I might as well have recited Jabberwocky – backwards - for all the sense my words made to the child.
“I don’t even know who they are. I just like the shirt,” she said flatly.
And as the pandemic wears on, the teens in ‘70s and ‘80s rock and roll attire have kept on coming into the store. The Rolling Stones are still around, so their merchandise is timeless – but to see kids born well into the 21st century walking about in Judas Priest and Doobie Brothers shirts is bizarre. Is this a way of mocking their parents, most of whom are Gen Xers who grew up on stadium rock, hair bands? It’s evidently not fandom, as these Gen Zers are not actually listening to Rob Halford or Michael McDonald, and they certainly don’t know or care about Rick Allen’s car accident.
And now, my not-quite-13-year-old daughter has decided she has to have a $70 Grateful Dead sweatshirt.
”I’m happy to have you use Molly’s gift to get it,” I say, “but do you even know who the Grateful Dead are?”
Heloise shakes her head, gloriously untroubled by her ignorance of popular music history. She does attempt a guess: “Were they in a show about zombies? ‘Grateful Dead’ sounds like the name of a horror movie you and Victoria would like.”
It is a daughter’s sacred right to bait her father. I glower at her. My daughter beams: “We have time for you to take me to Starbucks first, if we hurry!”
We go to the Starbucks on Melrose across the street from my daughter’s favorite store. Little H orders a peppermint mocha, I have my abstemious drip. I look at my watch; it’s 9:58 and Urban Outfitters opens at 10; we stroll across the street.

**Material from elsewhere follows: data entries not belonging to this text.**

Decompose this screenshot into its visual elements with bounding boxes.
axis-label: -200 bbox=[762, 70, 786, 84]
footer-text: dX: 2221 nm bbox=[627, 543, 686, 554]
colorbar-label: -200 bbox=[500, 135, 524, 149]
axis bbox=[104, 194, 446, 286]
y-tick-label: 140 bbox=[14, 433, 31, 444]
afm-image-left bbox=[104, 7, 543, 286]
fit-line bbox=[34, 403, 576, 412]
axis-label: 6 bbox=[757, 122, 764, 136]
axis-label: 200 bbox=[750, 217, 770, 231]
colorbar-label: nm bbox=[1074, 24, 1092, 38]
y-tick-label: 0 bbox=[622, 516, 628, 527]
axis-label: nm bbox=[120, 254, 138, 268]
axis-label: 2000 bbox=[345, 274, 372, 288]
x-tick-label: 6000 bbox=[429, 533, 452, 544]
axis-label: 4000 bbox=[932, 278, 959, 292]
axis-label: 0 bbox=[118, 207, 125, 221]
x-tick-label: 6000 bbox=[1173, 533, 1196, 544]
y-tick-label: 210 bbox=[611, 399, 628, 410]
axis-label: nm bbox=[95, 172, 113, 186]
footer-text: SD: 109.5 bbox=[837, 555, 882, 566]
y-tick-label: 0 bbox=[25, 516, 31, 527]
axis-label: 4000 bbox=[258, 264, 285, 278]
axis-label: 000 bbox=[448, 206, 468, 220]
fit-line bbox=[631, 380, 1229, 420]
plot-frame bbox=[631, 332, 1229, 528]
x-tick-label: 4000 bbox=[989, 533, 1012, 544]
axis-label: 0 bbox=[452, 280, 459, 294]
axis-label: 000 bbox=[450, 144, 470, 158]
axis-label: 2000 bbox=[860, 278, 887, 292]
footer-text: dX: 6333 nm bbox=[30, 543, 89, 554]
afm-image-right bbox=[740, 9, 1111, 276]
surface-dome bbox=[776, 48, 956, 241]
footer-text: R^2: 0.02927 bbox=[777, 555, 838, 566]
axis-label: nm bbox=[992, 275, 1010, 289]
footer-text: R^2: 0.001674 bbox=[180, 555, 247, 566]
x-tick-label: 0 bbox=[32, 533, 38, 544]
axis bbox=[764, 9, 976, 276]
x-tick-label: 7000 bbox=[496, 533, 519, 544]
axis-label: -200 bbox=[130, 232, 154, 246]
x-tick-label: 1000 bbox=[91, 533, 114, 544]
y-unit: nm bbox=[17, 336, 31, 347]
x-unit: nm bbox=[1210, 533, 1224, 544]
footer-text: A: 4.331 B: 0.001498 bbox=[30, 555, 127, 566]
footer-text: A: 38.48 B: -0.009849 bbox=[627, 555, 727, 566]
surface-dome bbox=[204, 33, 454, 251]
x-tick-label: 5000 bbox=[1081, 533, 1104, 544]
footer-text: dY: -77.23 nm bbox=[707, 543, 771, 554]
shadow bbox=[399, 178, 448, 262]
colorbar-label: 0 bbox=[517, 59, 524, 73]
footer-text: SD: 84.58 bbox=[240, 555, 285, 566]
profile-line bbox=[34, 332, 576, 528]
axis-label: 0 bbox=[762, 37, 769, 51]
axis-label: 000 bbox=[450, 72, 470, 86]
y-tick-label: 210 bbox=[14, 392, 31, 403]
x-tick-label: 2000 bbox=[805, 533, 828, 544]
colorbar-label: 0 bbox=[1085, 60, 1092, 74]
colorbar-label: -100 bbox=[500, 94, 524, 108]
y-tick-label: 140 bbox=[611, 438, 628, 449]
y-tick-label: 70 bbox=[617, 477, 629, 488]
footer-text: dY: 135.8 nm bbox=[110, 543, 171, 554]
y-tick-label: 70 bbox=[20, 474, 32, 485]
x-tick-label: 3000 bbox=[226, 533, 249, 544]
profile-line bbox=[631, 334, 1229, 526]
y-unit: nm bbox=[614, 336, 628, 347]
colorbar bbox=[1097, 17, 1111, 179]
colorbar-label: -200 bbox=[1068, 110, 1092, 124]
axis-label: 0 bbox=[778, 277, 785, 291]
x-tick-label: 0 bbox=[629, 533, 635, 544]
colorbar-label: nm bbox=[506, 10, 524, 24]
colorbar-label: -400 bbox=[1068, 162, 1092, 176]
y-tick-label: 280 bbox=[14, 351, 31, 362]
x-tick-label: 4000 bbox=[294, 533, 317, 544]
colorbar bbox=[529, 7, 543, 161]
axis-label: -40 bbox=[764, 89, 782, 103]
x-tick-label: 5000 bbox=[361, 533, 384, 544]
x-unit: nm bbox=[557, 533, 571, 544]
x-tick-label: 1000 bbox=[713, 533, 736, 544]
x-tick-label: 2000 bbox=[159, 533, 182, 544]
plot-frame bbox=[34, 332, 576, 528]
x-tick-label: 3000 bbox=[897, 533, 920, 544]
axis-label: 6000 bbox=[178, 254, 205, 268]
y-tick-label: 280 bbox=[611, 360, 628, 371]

Before we walk in, I can’t help myself, and tell her that when I was her age, I wanted to wear the shirts of bands I actually listened to. “I had a Clash tee, and a Sex Pistols shirt your grandmother hated. I had an AC/DC one too.”
I don’t know what other dads expect their daughters to do when they are made the unwilling targets of such useless recollections. I know damn well that I’m begging for an eye-roll and a grunt, and that’s what I get -- but I say it anyway. My old youth group training tells me that sometimes kids remember things they pretend to dismiss.
She finds the sweatshirt in seconds, hugs it to herself. “Do you want to try it on?” I ask, and Heloise shakes her head, promising it already fits. I’m dubious; it looks much too big for her. A voice comes into my head: Be glad she wants a huge baggy sweatshirt, and not a tiny miniskirt. I protest at that voice: I’m not that kind of overprotective dad! The other self shrugs. So you say now.